Still, the new interactive map is a work in progress. First, it is not comprehensive. “While these large cases are a vital part of our work to protect public health and improve compliance, they do not reflect the totality of the annual environmental enforcement activities,” the agency said.

Second, the information that is available on violations is inconsistent, ranging from detailed to sketchy. Click on a big enforcement action or high-profile case, and you’ll get plenty of data. But many other cases just offer cryptic references to violations of environmental statutes, making it difficult to ascertain if a company is guilty of dumping toxins into a local waterway or just bad record-keeping. I couldn’t tell, for example, what that Oakland recycling company had done to violate its storm water permit.

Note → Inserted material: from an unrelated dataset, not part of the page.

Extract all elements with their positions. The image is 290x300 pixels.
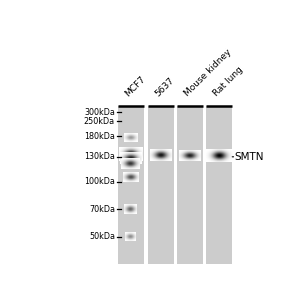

I had a similar experience when I came across an air violation by an Alameda County Trader Joe’s, that Costco for the bobo set. When I tried to get details on the violation I came up short. Clicking on the map marker took me to an “Enforcement Case Report” that listed the violation as “Air Emissions Not Otherwise Specified.”

After a few minutes of clicking around the EPA database I found that the violation was deemed “minor” but no other information was available.  (The EPA could take some cues from The New York Times’ ongoing investigative series on water pollution that features an interactive database that lets readers identify polluters near their homes.)

Making the map a real-time snapshot of environmental cases as they are filed rather than a static end-of-year review would make good on the EPA’s promise to “increase transparency, improve access to data, and provide the public with the bigger picture of enforcement activity occurring in communities around the country.”

The ’09 map mashup could just be the start of a new era of digital transparency. One can imagine an app that would tap the iPhone’s GPS to geotag polluters or issue alerts of enforcement actions.

Better yet, if the EPA really wants to tap the power of social media in the new year, let people create their own mashups. Just imagine an army of iPhone-toting citizen enforcers geotagging and reporting suspected environmental violations to a database monitored by their local EPA office.